The Symposium By Plato (adapted by Amyas Merivale)
O'Reilly Theatre, Keble College 11th - 15th February, 7.30pm

The Athenian elite have gathered for another drunken debate round Agathon's place, hungover from the night before but all too willing to spout forth on love, beauty and whose speech is the best. Plato's Symposium is an unlikely piece of theatre, and just the kind of thing you'd expect to see in Oxford. Classics scholars aside, however, this play is unlikely to keep the unenlightened very interested.

The structure of the play is all-important and very simple. The characters takes it in turns to talk about what love is. Each develops the idea to a more sophisticated degree, from love as divine (sadly the characters don't actually say "Its just brilliant, innit?"), through love embodied in mind and body, until Socrates arrives at love as that which bridges mind and body. Nearing the peak of the argument he remembers an old conversation with Diotema in which she described how awareness of that bridging function allows humans to take this understanding and learn how to live - how to find beauty and love in their lives. The perfect message for Valentine's?

In the second half of the play we find the characters (unconsciously) putting this understanding into practice with varying degrees of success. The drunken Alcibiades reveals how he tried to seduce Socrates but was rejected. In terms of Plato's argument, Alcibades thought that through physically touching Socrates he could unite mind and body, but Socrates' cold shoulder showed the naivety of his intentions. As the guests become sleepy Dr Eryximachus takes sweet young Phaedrus home, but Pausanias gets in a strop with his lover Agathon and storms out. Agathon and the poet Aristophanes talk in into the night with Socrates before they fall asleep, leaving Socrates to go into the fresh morning and return to philosophy, purity, and immortality.

Does it work as a piece of theatre? It is played tongue-in-cheek and some comic moments work well - as Alcibiades staggers in late and accidentally sits on the big philosopher, his "Bloody hell Socrates, how long have you been hiding there?!" is Pythonesque. But the static nature of the dialogue, with the actors sitting in the same positions throughout, makes it easy for the audience to switch off and miss a stage in the evolving argument. Reading the actual text would give the reader a greater understanding of what Plato is doing.

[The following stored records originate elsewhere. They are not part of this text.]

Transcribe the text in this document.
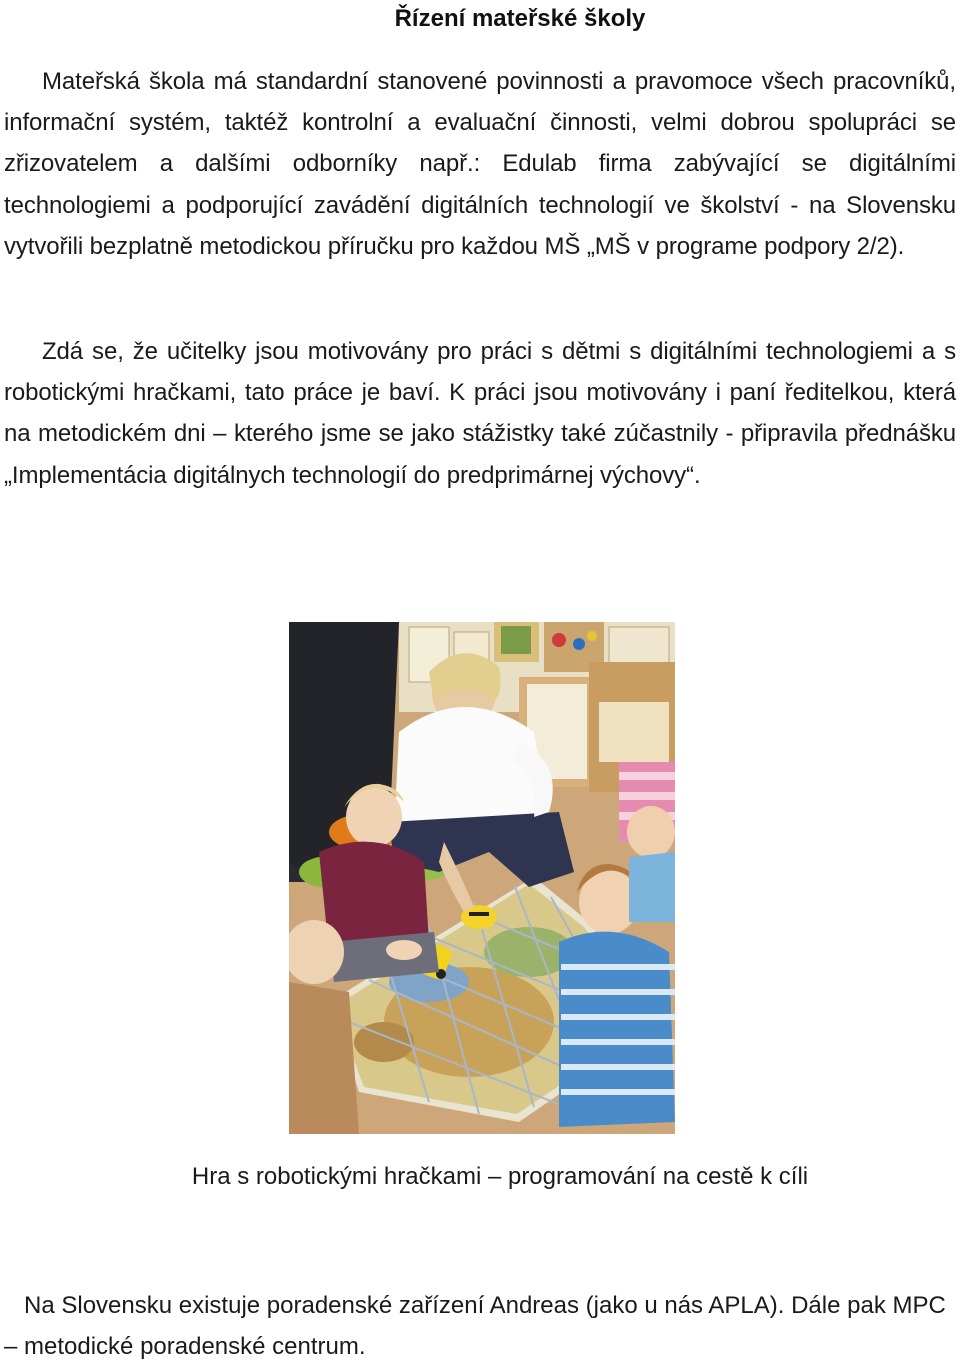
Řízení mateřské školy

Mateřská škola má standardní stanovené povinnosti a pravomoce všech pracovníků, informační systém, taktéž kontrolní a evaluační činnosti, velmi dobrou spolupráci se zřizovatelem a dalšími odborníky např.: Edulab firma zabývající se digitálními technologiemi a podporující zavádění digitálních technologií ve školství - na Slovensku vytvořili bezplatně metodickou příručku pro každou MŠ „MŠ v programe podpory 2/2).

Zdá se, že učitelky jsou motivovány pro práci s dětmi s digitálními technologiemi a s robotickými hračkami, tato práce je baví. K práci jsou motivovány i paní ředitelkou, která na metodickém dni – kterého jsme se jako stážistky také zúčastnily - připravila přednášku „Implementácia digitálnych technologií do predprimárnej výchovy“.

Hra s robotickými hračkami – programování na cestě k cíli

Na Slovensku existuje poradenské zařízení Andreas (jako u nás APLA). Dále pak MPC – metodické poradenské centrum.
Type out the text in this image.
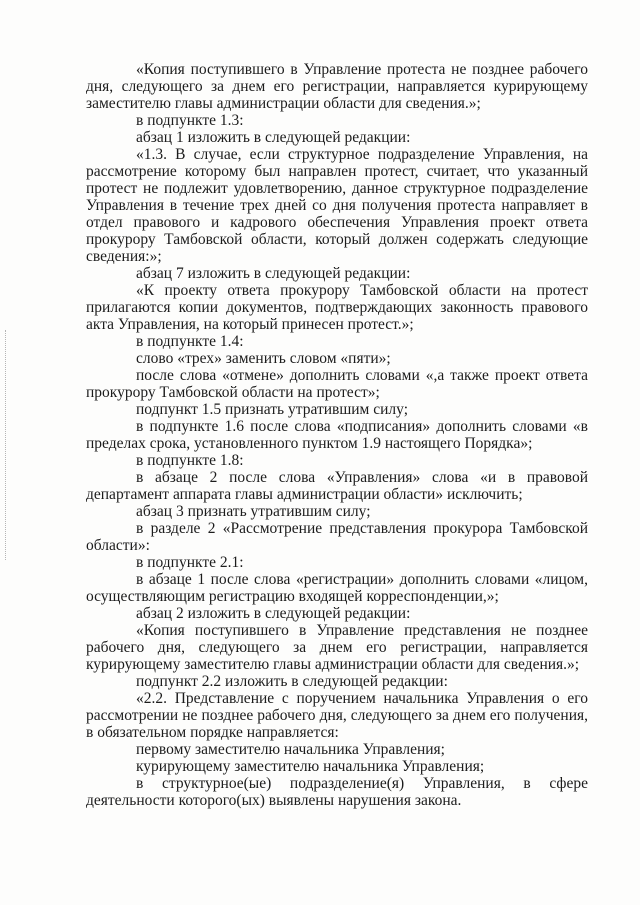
«Копия поступившего в Управление протеста не позднее рабочего дня, следующего за днем его регистрации, направляется курирующему заместителю главы администрации области для сведения.»;

в подпункте 1.3:

абзац 1 изложить в следующей редакции:

«1.3. В случае, если структурное подразделение Управления, на рассмотрение которому был направлен протест, считает, что указанный протест не подлежит удовлетворению, данное структурное подразделение Управления в течение трех дней со дня получения протеста направляет в отдел правового и кадрового обеспечения Управления проект ответа прокурору Тамбовской области, который должен содержать следующие сведения:»;

абзац 7 изложить в следующей редакции:

«К проекту ответа прокурору Тамбовской области на протест прилагаются копии документов, подтверждающих законность правового акта Управления, на который принесен протест.»;

в подпункте 1.4:

слово «трех» заменить словом «пяти»;

после слова «отмене» дополнить словами «,а также проект ответа прокурору Тамбовской области на протест»;

подпункт 1.5 признать утратившим силу;

в подпункте 1.6 после слова «подписания» дополнить словами «в пределах срока, установленного пунктом 1.9 настоящего Порядка»;

в подпункте 1.8:

в абзаце 2 после слова «Управления» слова «и в правовой департамент аппарата главы администрации области» исключить;

абзац 3 признать утратившим силу;

в разделе 2 «Рассмотрение представления прокурора Тамбовской области»:

в подпункте 2.1:

в абзаце 1 после слова «регистрации» дополнить словами «лицом, осуществляющим регистрацию входящей корреспонденции,»;

абзац 2 изложить в следующей редакции:

«Копия поступившего в Управление представления не позднее рабочего дня, следующего за днем его регистрации, направляется курирующему заместителю главы администрации области для сведения.»;

подпункт 2.2 изложить в следующей редакции:

«2.2. Представление с поручением начальника Управления о его рассмотрении не позднее рабочего дня, следующего за днем его получения, в обязательном порядке направляется:

первому заместителю начальника Управления;

курирующему заместителю начальника Управления;

в структурное(ые) подразделение(я) Управления, в сфере деятельности которого(ых) выявлены нарушения закона.
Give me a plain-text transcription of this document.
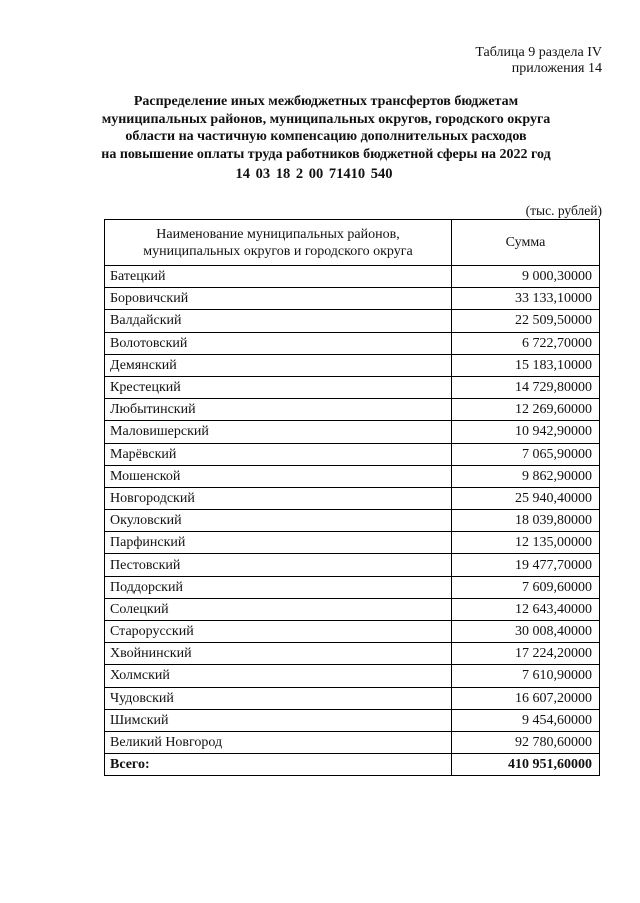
Таблица 9 раздела IV
приложения 14
Распределение иных межбюджетных трансфертов бюджетам
муниципальных районов, муниципальных округов, городского округа
области на частичную компенсацию дополнительных расходов
на повышение оплаты труда работников бюджетной сферы на 2022 год
14 03 18 2 00 71410 540
(тыс. рублей)
Наименование муниципальных районов,
муниципальных округов и городского округа	Сумма
Батецкий	9 000,30000
Боровичский	33 133,10000
Валдайский	22 509,50000
Волотовский	6 722,70000
Демянский	15 183,10000
Крестецкий	14 729,80000
Любытинский	12 269,60000
Маловишерский	10 942,90000
Марёвский	7 065,90000
Мошенской	9 862,90000
Новгородский	25 940,40000
Окуловский	18 039,80000
Парфинский	12 135,00000
Пестовский	19 477,70000
Поддорский	7 609,60000
Солецкий	12 643,40000
Старорусский	30 008,40000
Хвойнинский	17 224,20000
Холмский	7 610,90000
Чудовский	16 607,20000
Шимский	9 454,60000
Великий Новгород	92 780,60000
Всего:	410 951,60000
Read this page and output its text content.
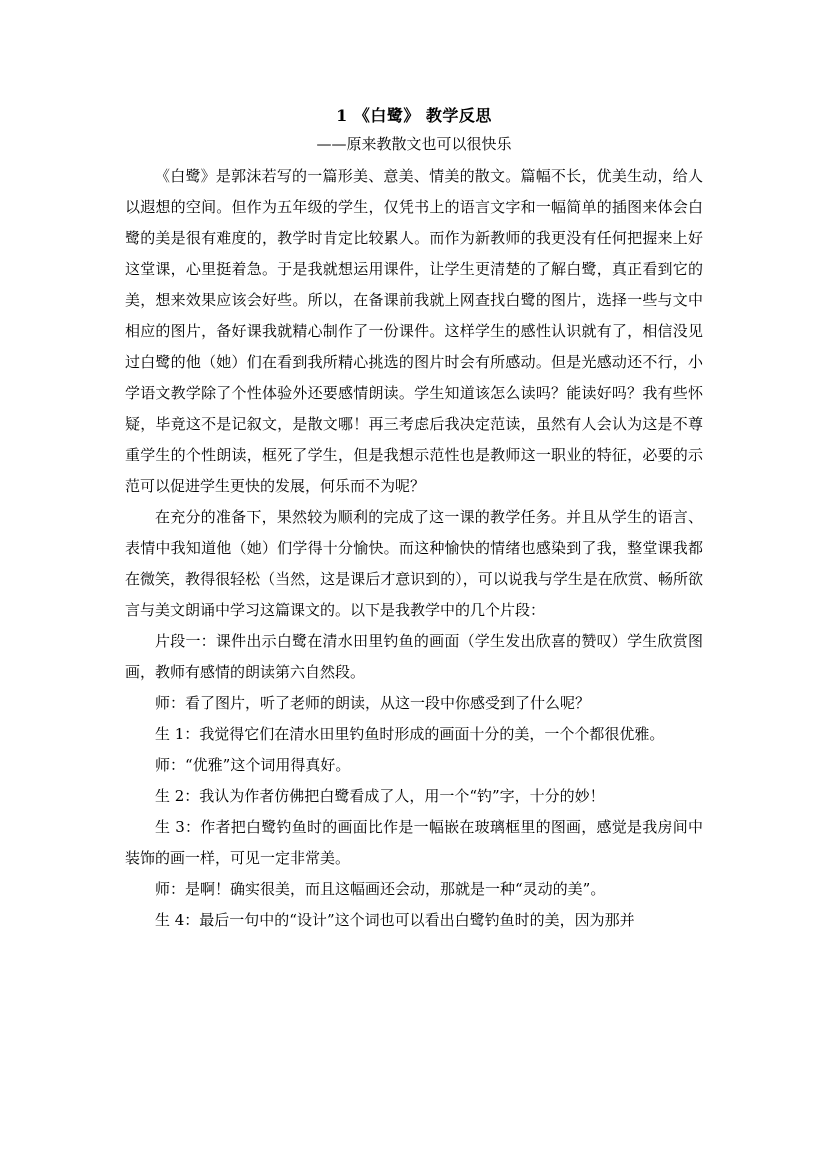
1 《白鹭》 教学反思
——原来教散文也可以很快乐

《白鹭》是郭沫若写的一篇形美、意美、情美的散文。篇幅不长，优美生动，给人以遐想的空间。但作为五年级的学生，仅凭书上的语言文字和一幅简单的插图来体会白鹭的美是很有难度的，教学时肯定比较累人。而作为新教师的我更没有任何把握来上好这堂课，心里挺着急。于是我就想运用课件，让学生更清楚的了解白鹭，真正看到它的美，想来效果应该会好些。所以，在备课前我就上网查找白鹭的图片，选择一些与文中相应的图片，备好课我就精心制作了一份课件。这样学生的感性认识就有了，相信没见过白鹭的他（她）们在看到我所精心挑选的图片时会有所感动。但是光感动还不行，小学语文教学除了个性体验外还要感情朗读。学生知道该怎么读吗？能读好吗？我有些怀疑，毕竟这不是记叙文，是散文哪！再三考虑后我决定范读，虽然有人会认为这是不尊重学生的个性朗读，框死了学生，但是我想示范性也是教师这一职业的特征，必要的示范可以促进学生更快的发展，何乐而不为呢？

在充分的准备下，果然较为顺利的完成了这一课的教学任务。并且从学生的语言、表情中我知道他（她）们学得十分愉快。而这种愉快的情绪也感染到了我，整堂课我都在微笑，教得很轻松（当然，这是课后才意识到的），可以说我与学生是在欣赏、畅所欲言与美文朗诵中学习这篇课文的。以下是我教学中的几个片段：

片段一：课件出示白鹭在清水田里钓鱼的画面（学生发出欣喜的赞叹）学生欣赏图画，教师有感情的朗读第六自然段。

师：看了图片，听了老师的朗读，从这一段中你感受到了什么呢？

生 1：我觉得它们在清水田里钓鱼时形成的画面十分的美，一个个都很优雅。

师：“优雅”这个词用得真好。

生 2：我认为作者仿佛把白鹭看成了人，用一个“钓”字，十分的妙！

生 3：作者把白鹭钓鱼时的画面比作是一幅嵌在玻璃框里的图画，感觉是我房间中装饰的画一样，可见一定非常美。

师：是啊！确实很美，而且这幅画还会动，那就是一种“灵动的美”。

生 4：最后一句中的“设计”这个词也可以看出白鹭钓鱼时的美，因为那并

Since the characters are historical figures whose personalities are, as such, given, they cannot develop or flourish; rather, each has his or her own fixed traits that are repeated whenever the light is upon them. Nor, since the characters have little chance to interact, this being a series of monologues, can the personalities become interesting by playing off one another. One cannot fault the actors. Socrates comes across as insufferably smug, but how can he not, since his whole life was spent knocking people's arguments down without stating a position himself?

As a piece of entertainment the whole thing would have been more watchable if they had just got drunk and played truth or dare. As a piece of philosophy, read the book.